LONDON — The BBC is doubling its investment in flagship documentaries to £266 million ($412.8 million) over three years in the hope of producing more ratings hits like “Walking With Dinosaurs” and “The Blue Planet.”
Initiative was announced by Jana Bennett, the pubcaster’s new director of television, who was previously head of the Learning Channel in the U.S.
It marks an attempt by the BBC to reassert its public service values at a time when the regime of director-general Greg Dyke is attracting criticism for dumbing-down in a successful pursuit of ratings.
Bennett unveiled a peak-time documentary strand on BBC1 and promised a significant increase in factual programming on the mainstream web and its minority sister BBC2.
“The entertainment and drama series which are the cornerstones of BBC1’s success are in place.
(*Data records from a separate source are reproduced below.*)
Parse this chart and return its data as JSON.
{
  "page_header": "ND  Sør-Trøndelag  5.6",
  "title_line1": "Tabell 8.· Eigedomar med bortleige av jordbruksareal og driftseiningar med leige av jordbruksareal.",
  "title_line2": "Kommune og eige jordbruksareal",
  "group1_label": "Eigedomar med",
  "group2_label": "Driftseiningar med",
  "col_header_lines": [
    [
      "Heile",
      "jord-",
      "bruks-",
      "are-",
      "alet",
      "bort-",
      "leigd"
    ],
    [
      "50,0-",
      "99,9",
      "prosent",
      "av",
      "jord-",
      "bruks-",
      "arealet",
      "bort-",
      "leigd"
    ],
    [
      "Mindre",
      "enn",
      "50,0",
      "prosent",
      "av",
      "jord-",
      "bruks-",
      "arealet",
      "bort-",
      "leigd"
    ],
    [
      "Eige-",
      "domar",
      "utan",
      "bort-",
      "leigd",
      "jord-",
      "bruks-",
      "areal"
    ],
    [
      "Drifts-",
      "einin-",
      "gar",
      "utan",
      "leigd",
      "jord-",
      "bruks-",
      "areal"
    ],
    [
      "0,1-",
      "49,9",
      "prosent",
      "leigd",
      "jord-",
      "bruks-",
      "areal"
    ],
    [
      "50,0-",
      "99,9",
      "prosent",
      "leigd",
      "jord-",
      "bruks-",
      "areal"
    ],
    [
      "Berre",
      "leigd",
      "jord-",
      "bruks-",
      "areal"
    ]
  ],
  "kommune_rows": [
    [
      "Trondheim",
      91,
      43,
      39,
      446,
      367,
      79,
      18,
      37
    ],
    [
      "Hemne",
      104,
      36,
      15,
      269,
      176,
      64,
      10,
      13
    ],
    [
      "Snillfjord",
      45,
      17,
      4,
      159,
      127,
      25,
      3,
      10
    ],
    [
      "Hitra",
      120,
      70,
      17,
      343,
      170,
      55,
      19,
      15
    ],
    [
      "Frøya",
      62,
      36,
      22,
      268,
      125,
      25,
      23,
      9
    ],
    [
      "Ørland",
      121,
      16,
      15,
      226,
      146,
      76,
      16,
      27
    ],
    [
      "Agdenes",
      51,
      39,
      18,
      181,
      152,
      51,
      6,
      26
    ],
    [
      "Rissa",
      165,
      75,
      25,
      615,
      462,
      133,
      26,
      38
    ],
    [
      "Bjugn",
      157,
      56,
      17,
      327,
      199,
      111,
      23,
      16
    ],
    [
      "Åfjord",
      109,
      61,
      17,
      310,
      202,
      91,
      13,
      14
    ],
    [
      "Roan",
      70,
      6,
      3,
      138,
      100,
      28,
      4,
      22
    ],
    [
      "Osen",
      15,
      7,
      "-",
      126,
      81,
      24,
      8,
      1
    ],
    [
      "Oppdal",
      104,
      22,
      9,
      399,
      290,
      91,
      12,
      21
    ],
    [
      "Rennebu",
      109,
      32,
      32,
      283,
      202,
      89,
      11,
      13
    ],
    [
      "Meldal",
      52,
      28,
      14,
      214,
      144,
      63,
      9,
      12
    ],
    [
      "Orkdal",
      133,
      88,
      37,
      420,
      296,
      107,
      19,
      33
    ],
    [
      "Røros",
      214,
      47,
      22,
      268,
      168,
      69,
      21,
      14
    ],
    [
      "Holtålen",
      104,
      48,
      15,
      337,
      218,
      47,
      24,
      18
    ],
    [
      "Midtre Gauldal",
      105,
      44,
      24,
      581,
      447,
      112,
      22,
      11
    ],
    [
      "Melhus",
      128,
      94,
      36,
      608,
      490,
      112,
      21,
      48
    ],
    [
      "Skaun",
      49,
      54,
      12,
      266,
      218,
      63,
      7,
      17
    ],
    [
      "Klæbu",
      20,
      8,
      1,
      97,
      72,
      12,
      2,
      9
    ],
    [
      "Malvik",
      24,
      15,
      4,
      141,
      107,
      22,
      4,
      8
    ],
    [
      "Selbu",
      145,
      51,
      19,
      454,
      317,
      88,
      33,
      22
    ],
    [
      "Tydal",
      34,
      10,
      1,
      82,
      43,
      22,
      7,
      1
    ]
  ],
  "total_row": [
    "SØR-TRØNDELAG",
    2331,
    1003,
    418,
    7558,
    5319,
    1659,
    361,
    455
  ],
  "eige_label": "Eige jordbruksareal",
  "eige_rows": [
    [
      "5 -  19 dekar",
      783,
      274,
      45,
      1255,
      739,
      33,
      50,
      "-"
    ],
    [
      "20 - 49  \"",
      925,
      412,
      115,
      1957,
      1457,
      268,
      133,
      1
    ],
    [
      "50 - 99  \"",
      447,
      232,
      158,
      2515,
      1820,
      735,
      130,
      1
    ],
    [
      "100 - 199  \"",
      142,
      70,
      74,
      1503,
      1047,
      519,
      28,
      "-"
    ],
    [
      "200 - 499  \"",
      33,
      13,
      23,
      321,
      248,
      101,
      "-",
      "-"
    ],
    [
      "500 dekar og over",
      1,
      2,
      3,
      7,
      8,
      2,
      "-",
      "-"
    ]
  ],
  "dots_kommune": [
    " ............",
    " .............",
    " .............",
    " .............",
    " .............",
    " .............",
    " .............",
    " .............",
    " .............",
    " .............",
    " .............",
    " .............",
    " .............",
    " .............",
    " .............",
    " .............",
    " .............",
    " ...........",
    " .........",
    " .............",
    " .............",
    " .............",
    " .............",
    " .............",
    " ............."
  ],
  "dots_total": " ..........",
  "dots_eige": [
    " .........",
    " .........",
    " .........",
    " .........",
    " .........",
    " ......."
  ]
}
Now we need to take risks and add more complexity to the programming,” she said in an interview with the Daily Telegraph.
By land and sea
New blockbuster docs include a series on British flora and fauna; a history of Moses; and “The Ship,” in which volunteers will re-enact the voyages of 18th-century explorer Captain Cook.
The news of the BBC’s increased investment in docs will compound the misery of its commercial rival ITV, which the BBC has overtaken in the ratings over the past year. ITV is suffering from the ad slump and huge losses on its defunct ITV Digital platform.